A patient, who is receiving continuous IV Heparin, has an aPTT of 105 seconds. What is your next nursing action per protocol? A. Continue with the infusion because no change is needed based on this aPTT. B. Increase the drip rate per protocol because the aPTT is too low. C. Re-draw the aPTT STAT. D. Hold the infusion for 1 hour and decrease the rate per protocol because the aPTT is too high.

D The aPTT is 105 seconds, which is too high. Any aPTT value greater than 80 seconds places the patient at risk for bleeding. Most Heparin protocols dictate that the nurse would hold the infusion for 1 hour and to decrease the rate of infusion. If the aPTT is less than 60 seconds, the dose would need to be increased and a bolus may be needed. aPTT values should be around 60-80 seconds to achieve a therapeutic response for Heparin.

You've started the first unit of packed red blood cells on a patient. You stay with the patient during the first 15 minutes and: A. run the blood at 100 mL/min and then increase the rate after 15 minutes, if tolerated by the patient. B. run the blood at 20 mL/min and then increase the rate after 15 minutes, if tolerated by the patient.
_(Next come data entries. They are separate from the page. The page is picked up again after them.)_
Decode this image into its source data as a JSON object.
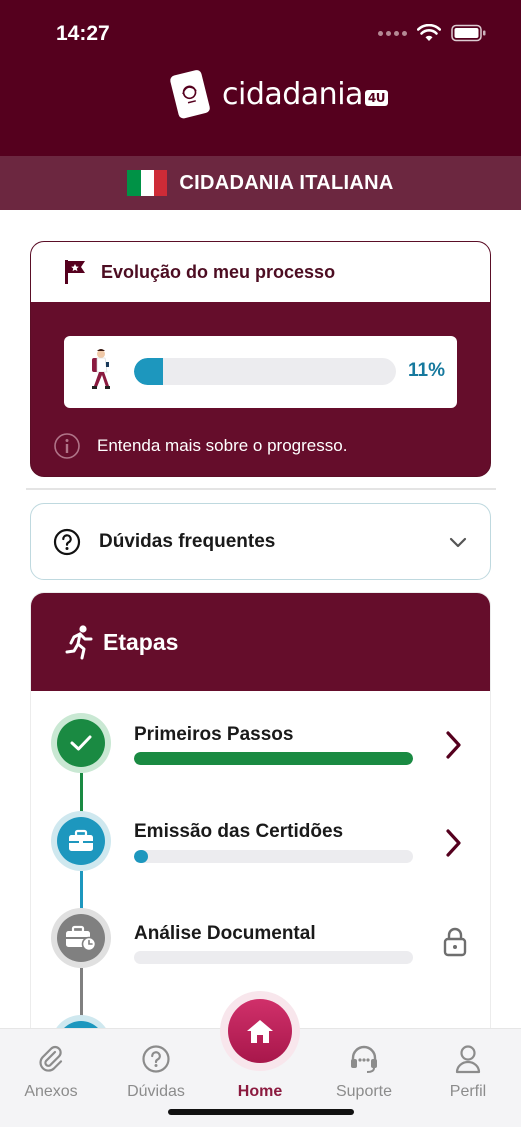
{
  "status_bar": {
    "time": "14:27"
  },
  "brand": {
    "name": "cidadania",
    "badge": "4U"
  },
  "country": {
    "title": "CIDADANIA ITALIANA",
    "flag_colors": [
      "#009246",
      "#ffffff",
      "#ce2b37"
    ]
  },
  "progress": {
    "title": "Evolução do meu processo",
    "percent_label": "11%",
    "percent_value": 0.11,
    "info_text": "Entenda mais sobre o progresso."
  },
  "faq": {
    "title": "Dúvidas frequentes"
  },
  "etapas": {
    "title": "Etapas",
    "steps": [
      {
        "label": "Primeiros Passos",
        "progress": 1.0,
        "status": "complete",
        "color": "#1a8a42",
        "icon": "check-icon",
        "action": "chevron-right-icon"
      },
      {
        "label": "Emissão das Certidões",
        "progress": 0.05,
        "status": "in-progress",
        "color": "#1d97be",
        "icon": "briefcase-icon",
        "action": "chevron-right-icon"
      },
      {
        "label": "Análise Documental",
        "progress": 0.0,
        "status": "locked",
        "color": "#808080",
        "icon": "briefcase-clock-icon",
        "action": "lock-icon"
      }
    ]
  },
  "colors": {
    "brand": "#55001e",
    "brand_dark": "#650d2b",
    "accent_pink": "#c0245c",
    "progress_blue": "#1d97be",
    "success_green": "#1a8a42"
  },
  "bottom_nav": {
    "items": [
      {
        "label": "Anexos",
        "icon": "paperclip-icon",
        "active": false
      },
      {
        "label": "Dúvidas",
        "icon": "question-circle-icon",
        "active": false
      },
      {
        "label": "Home",
        "icon": "home-icon",
        "active": true
      },
      {
        "label": "Suporte",
        "icon": "headset-icon",
        "active": false
      },
      {
        "label": "Perfil",
        "icon": "person-icon",
        "active": false
      }
    ]
  }
}
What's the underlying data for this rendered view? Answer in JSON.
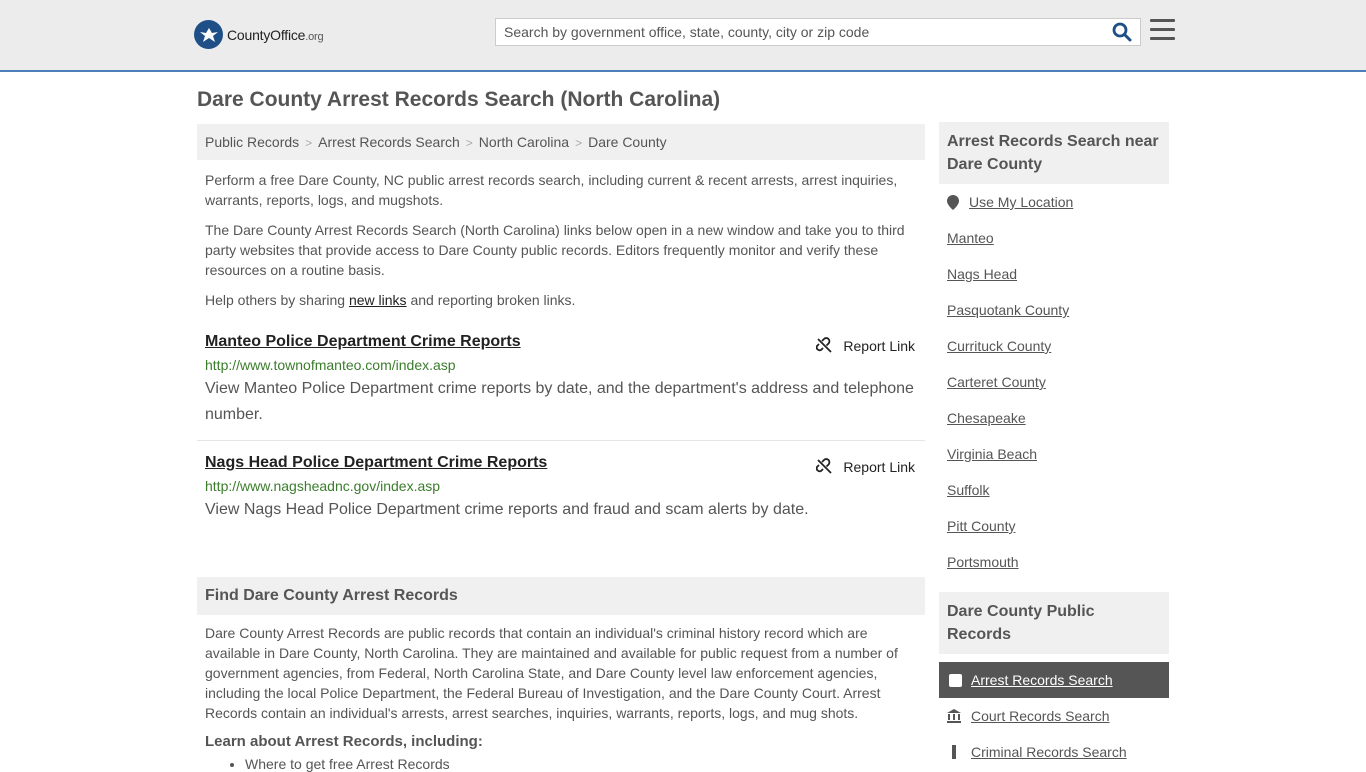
{
  "header": {
    "logo_main": "CountyOffice",
    "logo_suffix": ".org",
    "search_placeholder": "Search by government office, state, county, city or zip code"
  },
  "page_title": "Dare County Arrest Records Search (North Carolina)",
  "breadcrumb": [
    "Public Records",
    "Arrest Records Search",
    "North Carolina",
    "Dare County"
  ],
  "intro": {
    "p1": "Perform a free Dare County, NC public arrest records search, including current & recent arrests, arrest inquiries, warrants, reports, logs, and mugshots.",
    "p2": "The Dare County Arrest Records Search (North Carolina) links below open in a new window and take you to third party websites that provide access to Dare County public records. Editors frequently monitor and verify these resources on a routine basis.",
    "p3_before": "Help others by sharing ",
    "p3_link": "new links",
    "p3_after": " and reporting broken links."
  },
  "results": [
    {
      "title": "Manteo Police Department Crime Reports",
      "report_label": "Report Link",
      "url": "http://www.townofmanteo.com/index.asp",
      "desc": "View Manteo Police Department crime reports by date, and the department's address and telephone number."
    },
    {
      "title": "Nags Head Police Department Crime Reports",
      "report_label": "Report Link",
      "url": "http://www.nagsheadnc.gov/index.asp",
      "desc": "View Nags Head Police Department crime reports and fraud and scam alerts by date."
    }
  ],
  "find_section": {
    "title": "Find Dare County Arrest Records",
    "body": "Dare County Arrest Records are public records that contain an individual's criminal history record which are available in Dare County, North Carolina. They are maintained and available for public request from a number of government agencies, from Federal, North Carolina State, and Dare County level law enforcement agencies, including the local Police Department, the Federal Bureau of Investigation, and the Dare County Court. Arrest Records contain an individual's arrests, arrest searches, inquiries, warrants, reports, logs, and mug shots.",
    "learn_title": "Learn about Arrest Records, including:",
    "learn_items": [
      "Where to get free Arrest Records"
    ]
  },
  "sidebar": {
    "nearby_title": "Arrest Records Search near Dare County",
    "use_location": "Use My Location",
    "nearby_links": [
      "Manteo",
      "Nags Head",
      "Pasquotank County",
      "Currituck County",
      "Carteret County",
      "Chesapeake",
      "Virginia Beach",
      "Suffolk",
      "Pitt County",
      "Portsmouth"
    ],
    "public_records_title": "Dare County Public Records",
    "active_item": "Arrest Records Search",
    "other_items": [
      "Court Records Search",
      "Criminal Records Search"
    ]
  }
}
C. run the blood at 200 mL/min and then decrease the rate after 15 minutes, if tolerated by the patient. D. run the blood at 2 mL/min and then increase the rate after 15 minutes, if tolerated by the patient.
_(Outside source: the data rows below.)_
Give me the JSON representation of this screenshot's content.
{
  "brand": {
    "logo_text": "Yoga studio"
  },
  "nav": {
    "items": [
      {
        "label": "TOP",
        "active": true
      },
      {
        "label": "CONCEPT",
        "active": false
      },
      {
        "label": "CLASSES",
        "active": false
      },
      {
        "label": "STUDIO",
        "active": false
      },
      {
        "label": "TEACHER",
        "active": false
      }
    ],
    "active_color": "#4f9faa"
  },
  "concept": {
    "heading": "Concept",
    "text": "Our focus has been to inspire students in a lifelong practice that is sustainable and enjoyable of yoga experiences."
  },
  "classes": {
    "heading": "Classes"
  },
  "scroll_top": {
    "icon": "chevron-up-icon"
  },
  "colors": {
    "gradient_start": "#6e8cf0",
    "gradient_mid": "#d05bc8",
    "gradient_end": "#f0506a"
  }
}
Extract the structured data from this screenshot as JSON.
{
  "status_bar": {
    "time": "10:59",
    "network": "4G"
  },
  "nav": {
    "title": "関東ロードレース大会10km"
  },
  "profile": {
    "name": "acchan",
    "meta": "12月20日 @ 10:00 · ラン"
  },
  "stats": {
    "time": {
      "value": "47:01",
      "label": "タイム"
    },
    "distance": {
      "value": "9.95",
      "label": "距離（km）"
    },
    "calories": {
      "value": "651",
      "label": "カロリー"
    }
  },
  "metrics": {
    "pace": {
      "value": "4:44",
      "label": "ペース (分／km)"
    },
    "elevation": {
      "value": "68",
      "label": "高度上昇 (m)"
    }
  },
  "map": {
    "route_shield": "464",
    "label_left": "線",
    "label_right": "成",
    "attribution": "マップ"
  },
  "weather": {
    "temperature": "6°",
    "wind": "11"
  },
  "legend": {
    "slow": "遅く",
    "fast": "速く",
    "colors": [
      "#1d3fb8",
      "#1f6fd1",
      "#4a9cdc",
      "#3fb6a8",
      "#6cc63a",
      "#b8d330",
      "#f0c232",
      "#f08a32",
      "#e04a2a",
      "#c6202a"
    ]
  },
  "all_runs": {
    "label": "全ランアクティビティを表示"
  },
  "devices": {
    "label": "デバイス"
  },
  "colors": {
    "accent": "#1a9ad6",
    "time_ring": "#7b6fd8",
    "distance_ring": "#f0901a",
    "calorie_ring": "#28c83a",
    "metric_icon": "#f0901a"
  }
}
D The blood will be started on an infusion pump at 2 mL/min, and if the blood is tolerated by the patient, it will be increased AFTER 15 minutes. Remember the blood must be transfused within 2-4 hours....most bags are 250 to 300 mL. During the first 15 minutes is when the patient is most likely to have a transfusion reaction. Running the blood slowly during the first 15 minutes allows the patient to receive the LEAST amount of blood possible if a reaction does occur.

The nurse has just admitted a 35-year-old female client who has a serum B12 concentration of 800 pg/ml. Which of the following laboratory findings would cue the nurse to focus the client history on specific drug or alcohol abuse? A. Total bilirubin, 0.3 mg/dL B. Serum creatinine, 0.5 mg/dL C. Hemoglobin, 16 g/dL D. Folate, 1.5 ng/mL

D The normal range of folic acid is 1.8 to 9 ng/mL, and the normal range of vitamin B12 is 200 to 900 pg/mL. A low folic acid level in the presence of a normal vitamin B12 level is indicative of a primary folic acid-deficiency anemia. Factors that affect the absorption of folic acid are drugs such as methotrexate, oral contraceptives, antiseizure drugs, and alcohol. The total bilirubin, serum creatinine, and hemoglobin values are within normal limits.

Laboratory studies are performed for a child suspected of having iron deficiency anemia. The nurse reviews the laboratory results, knowing that which of the following results would indicate this type of anemia? A. An elevated hemoglobin level B. A decreased reticulocyte count C. An elevated RBC count D. Red blood cells that are microcytic and hypochromic

D The results of a CBC in children with iron deficiency anemia will show decreased hemoglobin levels and microcytic and hypochromic red blood cells. The red blood cell count is decreased. The reticulocyte count is usually normal or slightly elevated.

A client states that she is afraid of receiving vitamin B12 injections because of the potential toxic reactions. What is the nurse's best response to relieve these fears? A. "Vitamin B12 will cause ringing in the eats before a toxic level is reached." B. "Vitamin B12 may cause a very mild skin rash initially." C. "Vitamin B12 may cause mild nausea but nothing toxic." D. "Vitamin B12 is generally free of toxicity because it is water soluble."

D Vitamin B12 is a water-soluble vitamin. When water-soluble vitamins are taken in excess of the body's needs, they are filtered through the kidneys and excreted. Vitamin B12 is considered to be nontoxic. Adverse reactions that have occurred are believed to be related to impurities or to the preservative in B12 preparations. Ringing in the ears, skin rash, and nausea are not considered to be related to vitamin B12 administration.